A moradora Cleia Carmo, integrante da ong, destaca a necessidade de leitura entre os moradores da Vila da Barca. “Antes da pandemia, a gente já tinha um déficit. Quando surgiu o projeto, eles se agarraram. A maioria das crianças e jovens daqui são de escolas públicas, que não souberam de que forma levar as atividades aos alunos (na pandemia). A dinâmica de aula virtual não fazia parte da dinâmica deles”.
Gelotecas
A Rede de Gelotecas Comunitárias começou há três anos com a ong Instituto Popular Eduardo Lauande (IPEL) e já conta com muitos parceiros. As gelotecas são bibliotecas comunitárias representadas por carcaças de geladeiras decoradas e transformadas em armários de livros. Hoje, o projeto possui 36 gelotecas espalhadas em escolas públicas estaduais e municipais, centros comunitários e residências de colaboradores de Belém e de outros municípios paraenses.
Conheça aqui.
As gelotecas realizam sessão de cinema sobre direitos humanos, oficinas de combate ao racismo, contação de histórias, aulas de leitura com a colaboração de professores, palestras com psicólogo e programações em datas festivas. “Quem cuida das gelotecas são os chamados guardiões. Tem escola que, se não fosse a geloteca, não teria biblioteca”, declara o historiador e dirigente do IPEL, Flávio Lauande.
“O analfabetismo é muito forte. A gente tenta lutar para alfabetizar. Tem criança de dez a 14 anos que não sabe ler, muito por causa da pandemia. Montamos uma estratégia para fazer esse atendimento”.
Como incentivar
A pedagoga Lucilene Oliveira, especializada em informática educativa, que desenvolve materiais voltados à práticas de leitura e letramento, dá dicas de como estimular a leitura entre as crianças. O exemplo de pais leitores, a disposição de livros físicos nos ambientes, contar histórias durante a rotina, apresentar os clássicos infantis e integrar a literatura a recursos como fantoches, teatro, fotografia, desenho e audiovisual são algumas das recomendações.
A leitura também pode ser estimulada de acordo com o gosto da criança. “É preciso observar o que está sendo despertado no momento. A partir do mundo imaginário é importante trazer o livro sobre o tema favorito, como animais, robôs, espaçonaves e outros. Quando a gente percebe o que ela gosta é mais fácil de efetivar o gosto pela leitura”.
“A criança lê a partir do visual. Também é interessante ter um livrinho só com as imagens em que ela vá criando a própria historinha”. Os passos seguintes são acrescentar livros específicos e deixar a criança buscar novas leituras. A relação com o uso de tablets, celular, e computadores é possível. “Quando trago as personagens das telas, a criança quer assistir o vídeo no celular. Quando trago o livro, mostro a tela para que ela possa confrontar no mundo dela”, recomenda.

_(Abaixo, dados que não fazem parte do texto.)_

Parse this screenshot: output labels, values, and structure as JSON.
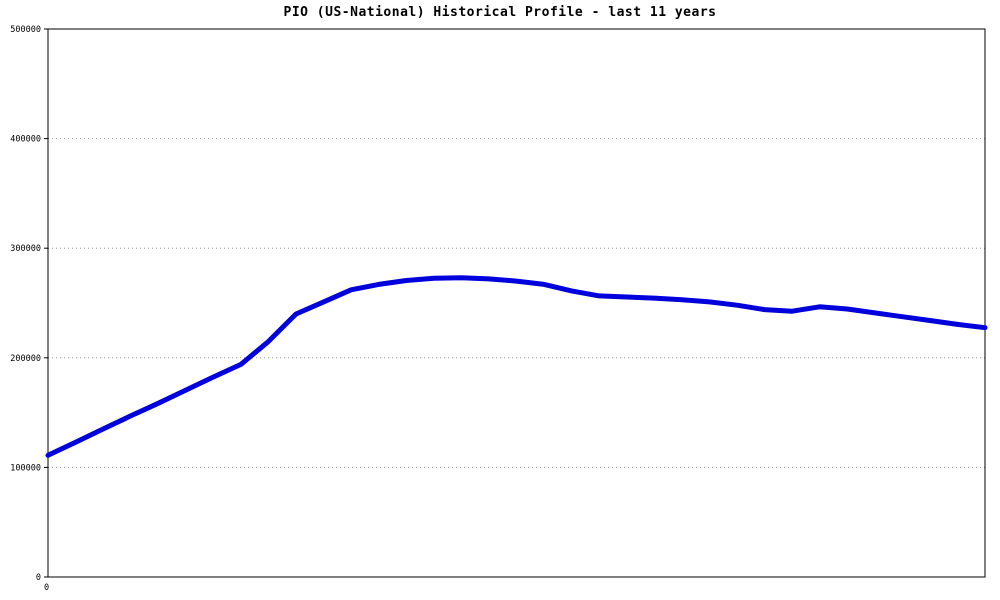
{
  "chart_data": {
    "type": "line",
    "title": "PIO (US-National) Historical Profile - last 11 years",
    "xlabel": "",
    "ylabel": "",
    "ylim": [
      0,
      500000
    ],
    "yticks": [
      0,
      100000,
      200000,
      300000,
      400000,
      500000
    ],
    "xticks": [
      "0"
    ],
    "grid": "horizontal-dotted",
    "legend": "none",
    "values": [
      111000,
      123000,
      135000,
      147000,
      158500,
      170500,
      182500,
      194000,
      215000,
      240000,
      251000,
      262000,
      267000,
      270500,
      272500,
      273000,
      272000,
      270000,
      267000,
      261000,
      256500,
      255500,
      254500,
      253000,
      251000,
      248000,
      244000,
      242500,
      246500,
      244500,
      241000,
      237500,
      234000,
      230500,
      227500
    ],
    "colors": {
      "line": "#0000dd",
      "grid": "#999999",
      "axis": "#000000",
      "text": "#000000",
      "background": "#ffffff"
    }
  }
}
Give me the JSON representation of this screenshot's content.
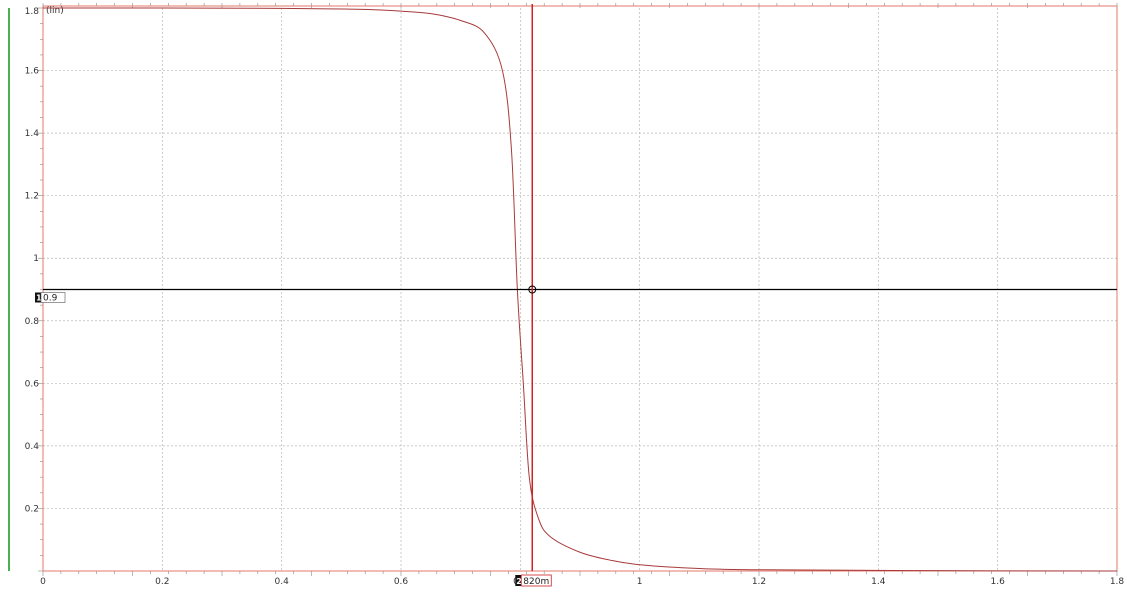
{
  "chart_data": {
    "type": "line",
    "y_unit_label": "(lin)",
    "xlim": [
      0,
      1.8
    ],
    "ylim": [
      0,
      1.8
    ],
    "grid": true,
    "x_ticks": [
      "0",
      "0.2",
      "0.4",
      "0.6",
      "0.8",
      "1",
      "1.2",
      "1.4",
      "1.6",
      "1.8"
    ],
    "y_ticks": [
      "0.2",
      "0.4",
      "0.6",
      "0.8",
      "1",
      "1.2",
      "1.4",
      "1.6",
      "1.8"
    ],
    "series": [
      {
        "color": "#a83a3a",
        "x": [
          0,
          0.2,
          0.4,
          0.5,
          0.55,
          0.6,
          0.65,
          0.7,
          0.74,
          0.77,
          0.785,
          0.795,
          0.805,
          0.815,
          0.83,
          0.85,
          0.9,
          0.95,
          1.0,
          1.1,
          1.2,
          1.5,
          1.8
        ],
        "y": [
          1.8,
          1.8,
          1.799,
          1.797,
          1.795,
          1.79,
          1.782,
          1.76,
          1.72,
          1.6,
          1.35,
          0.9,
          0.6,
          0.3,
          0.17,
          0.11,
          0.06,
          0.035,
          0.02,
          0.008,
          0.004,
          0.001,
          0.0
        ]
      }
    ],
    "cursors": [
      {
        "axis": "y",
        "id": "1",
        "value": 0.9,
        "label": "0.9",
        "color": "#000000"
      },
      {
        "axis": "x",
        "id": "2",
        "value": 0.82,
        "label": "820m",
        "color": "#cc2222"
      }
    ]
  }
}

As férias são uma boa oportunidade de pegar livrinhos para pais e filhos lerem juntos. Na opinião da pedagoga, as bibliotecas comunitárias têm um papel importante nesse processo. “Todo mundo gosta de uma história. Um projeto bem elaborado todo mundo quer participar”. “Após a pandemia esse público, sobretudo a educação infantil, ficou prejudicada com a leitura. Os pais deixam mais para a escola o papel desse incentivo ou eles não têm o hábito de ler. Está sendo bem difícil para que as crianças aprendam a ler”.